Sonny Stevens Bangkit Bersama Dewa United Setelah Terpuruk di Belanda

Sonny Stevens Bangkit Bersama Dewa United Setelah Terpuruk di Belanda
Foto: Ilustrasi Sonny Stevens Bangkit Bersama Dewa United Setelah Terpuruk di Belanda.

Sonny Stevens berhasil memulihkan karier profesionalnya sebagai pesepak bola setelah bergabung dengan klub Indonesia, Dewa United. Penjaga gawang berusia 33 tahun tersebut sempat mengalami masa sulit akibat cedera saat masih berkarier di Belanda.

Dilansir dari Detik Sport, Stevens telah menjadi pilar utama di lini pertahanan Dewa United sejak kedatangannya pada Juli 2023. Hingga saat ini, pemain yang kerap dijuluki Banten Warriors tersebut tercatat sudah mengoleksi 104 penampilan.

Perjalanan karier sepak bola Stevens diwarnai dengan dinamika yang cukup tajam. Ia merupakan produk asli akademi sepak bola FC Volendam yang berhasil menembus skuat utama klub tersebut.

Berkat penampilan impresif bersama Volendam, Stevens kemudian direkrut oleh FC Twente. Namun, kepindahannya ke Twente justru menjadi awal bencana bagi kariernya akibat cedera bahu yang serius.

Masalah kebugaran tersebut dialami Stevens hanya berselang dua pekan setelah ia resmi berseragam Twente. Kondisi ini membuat performanya menurun secara signifikan dan membuatnya berpindah-pindah klub.

Tercatat ia sempat membela Go Ahead Eagles selama satu musim sebelum pindah ke Excelsior, di mana ia kembali sering didera cedera. Stevens juga pernah memperkuat SC Cambuur, ADO Den Haag, hingga klub asal Yunani, OFI Crete, sebelum akhirnya berlabuh di Indonesia.

Kebangkitan di Bawah Asuhan Jan Olde Riekerink

Di bawah arahan pelatih Jan Olde Riekerink, Stevens mampu membuktikan kapasitasnya sebagai kiper tangguh. Dari 104 laga yang dijalani, ia bahkan pernah mencetak satu gol melalui sundulan saat Dewa United menahan imbang PSIS Semarang 1-1 pada musim lalu.

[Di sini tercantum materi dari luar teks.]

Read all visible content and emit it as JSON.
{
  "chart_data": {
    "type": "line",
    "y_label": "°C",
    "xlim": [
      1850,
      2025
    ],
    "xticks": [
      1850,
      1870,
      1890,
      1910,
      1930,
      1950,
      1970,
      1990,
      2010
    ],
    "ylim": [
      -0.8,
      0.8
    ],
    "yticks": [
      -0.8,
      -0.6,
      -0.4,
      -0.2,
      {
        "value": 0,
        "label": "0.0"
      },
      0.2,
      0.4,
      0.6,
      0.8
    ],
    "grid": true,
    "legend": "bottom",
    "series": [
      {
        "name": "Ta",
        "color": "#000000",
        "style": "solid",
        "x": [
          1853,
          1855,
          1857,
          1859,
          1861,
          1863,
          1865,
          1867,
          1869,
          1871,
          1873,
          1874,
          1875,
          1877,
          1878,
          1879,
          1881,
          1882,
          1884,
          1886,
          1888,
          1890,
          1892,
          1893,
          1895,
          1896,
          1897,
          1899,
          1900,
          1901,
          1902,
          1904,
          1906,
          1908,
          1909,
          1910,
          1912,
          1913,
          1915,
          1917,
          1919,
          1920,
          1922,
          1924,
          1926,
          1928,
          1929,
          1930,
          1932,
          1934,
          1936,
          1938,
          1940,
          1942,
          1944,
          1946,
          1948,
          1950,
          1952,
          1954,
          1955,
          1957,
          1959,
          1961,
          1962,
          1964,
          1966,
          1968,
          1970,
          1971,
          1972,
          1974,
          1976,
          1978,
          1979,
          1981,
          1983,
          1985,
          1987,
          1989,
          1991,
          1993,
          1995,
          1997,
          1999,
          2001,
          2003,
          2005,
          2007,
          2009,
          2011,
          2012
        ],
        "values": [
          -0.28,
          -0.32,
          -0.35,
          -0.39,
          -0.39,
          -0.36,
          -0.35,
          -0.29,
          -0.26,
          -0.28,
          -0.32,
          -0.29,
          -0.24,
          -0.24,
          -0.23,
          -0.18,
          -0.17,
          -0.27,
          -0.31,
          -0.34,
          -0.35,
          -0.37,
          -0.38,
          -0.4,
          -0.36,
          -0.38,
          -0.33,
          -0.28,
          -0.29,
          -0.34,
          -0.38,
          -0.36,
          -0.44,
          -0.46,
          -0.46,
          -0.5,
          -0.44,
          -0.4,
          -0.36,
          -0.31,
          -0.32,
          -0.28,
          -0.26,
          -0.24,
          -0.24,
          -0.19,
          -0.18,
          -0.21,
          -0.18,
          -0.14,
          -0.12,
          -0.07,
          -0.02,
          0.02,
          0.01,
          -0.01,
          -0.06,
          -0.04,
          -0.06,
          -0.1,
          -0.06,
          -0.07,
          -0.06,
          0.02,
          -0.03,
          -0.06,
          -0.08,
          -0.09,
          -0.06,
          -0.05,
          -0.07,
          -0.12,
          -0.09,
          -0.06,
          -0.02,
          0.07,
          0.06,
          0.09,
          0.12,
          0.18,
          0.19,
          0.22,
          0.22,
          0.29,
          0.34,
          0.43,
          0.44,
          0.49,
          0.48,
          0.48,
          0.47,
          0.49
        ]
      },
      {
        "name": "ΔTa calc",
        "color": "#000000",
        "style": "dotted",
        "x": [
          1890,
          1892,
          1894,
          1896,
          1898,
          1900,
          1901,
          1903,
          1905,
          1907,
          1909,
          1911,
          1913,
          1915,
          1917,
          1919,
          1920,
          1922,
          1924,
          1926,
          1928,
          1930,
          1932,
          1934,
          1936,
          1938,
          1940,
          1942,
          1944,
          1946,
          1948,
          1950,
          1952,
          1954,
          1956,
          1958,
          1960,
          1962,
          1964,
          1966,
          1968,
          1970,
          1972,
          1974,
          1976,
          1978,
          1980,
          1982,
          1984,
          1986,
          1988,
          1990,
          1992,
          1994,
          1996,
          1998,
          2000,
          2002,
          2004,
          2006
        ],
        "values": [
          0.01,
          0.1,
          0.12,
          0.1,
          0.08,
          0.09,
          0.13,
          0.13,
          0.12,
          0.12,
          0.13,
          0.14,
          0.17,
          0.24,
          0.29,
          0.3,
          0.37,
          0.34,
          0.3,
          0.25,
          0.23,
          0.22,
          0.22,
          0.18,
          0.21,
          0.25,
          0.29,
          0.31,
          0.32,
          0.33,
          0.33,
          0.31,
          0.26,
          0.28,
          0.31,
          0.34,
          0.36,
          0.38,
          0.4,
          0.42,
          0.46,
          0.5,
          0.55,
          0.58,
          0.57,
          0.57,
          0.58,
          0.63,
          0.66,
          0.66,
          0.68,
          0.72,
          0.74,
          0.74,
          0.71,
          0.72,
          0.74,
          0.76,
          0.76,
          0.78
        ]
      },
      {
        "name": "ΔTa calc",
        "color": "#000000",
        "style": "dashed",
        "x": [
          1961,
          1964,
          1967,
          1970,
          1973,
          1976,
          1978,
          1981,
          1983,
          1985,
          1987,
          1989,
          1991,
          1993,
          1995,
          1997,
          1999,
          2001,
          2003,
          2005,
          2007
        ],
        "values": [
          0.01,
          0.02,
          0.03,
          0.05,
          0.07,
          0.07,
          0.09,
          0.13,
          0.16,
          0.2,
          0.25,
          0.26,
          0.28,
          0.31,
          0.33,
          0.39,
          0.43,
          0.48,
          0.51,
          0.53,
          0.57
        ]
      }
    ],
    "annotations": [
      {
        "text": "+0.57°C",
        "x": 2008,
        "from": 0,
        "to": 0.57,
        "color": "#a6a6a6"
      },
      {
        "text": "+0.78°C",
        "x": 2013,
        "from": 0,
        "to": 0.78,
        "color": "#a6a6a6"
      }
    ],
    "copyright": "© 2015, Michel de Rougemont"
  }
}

Kehadiran Stevens di Dewa United tidak lepas dari peran pelatih kiper, Sjoerd Woudenberg, yang meyakinkannya untuk mencoba tantangan baru di Asia.

"Dia tahu situasi saya. Dia menelepon saya dan bilang kira-kira seperti ini: hei, apakah kamu tertarik untuk datang ke Indonesia? Saya di Dewa United sekarang, kami punya pelatih asal Belanda, dan saya sangat ingin kamu ada di sini. Saya sempat berpikir sejenak: wah, itu berarti jaraknya dua belas ribu kilometer. Sangat berbeda jauh dibandingkan dengan penerbangan tiga jam ke Kreta. Saya ingin memikirkannya matang-matang selama beberapa waktu," kata Stevens dikutip dari Voetbal Primeur.

Keputusan besar untuk pindah ke benua lain tersebut akhirnya berbuah manis bagi kelanjutan karier sang penjaga gawang.

"Mungkin pasar Asia adalah sesuatu yang cocok untuk saya. Kami baru saja mengambil keputusan besar dan melihat ke mana hal itu membawa kami. Saya sudah berada di sini selama hampir tiga musim sekarang, jadi sejauh ini saya sangat menikmatinya," ujar Stevens.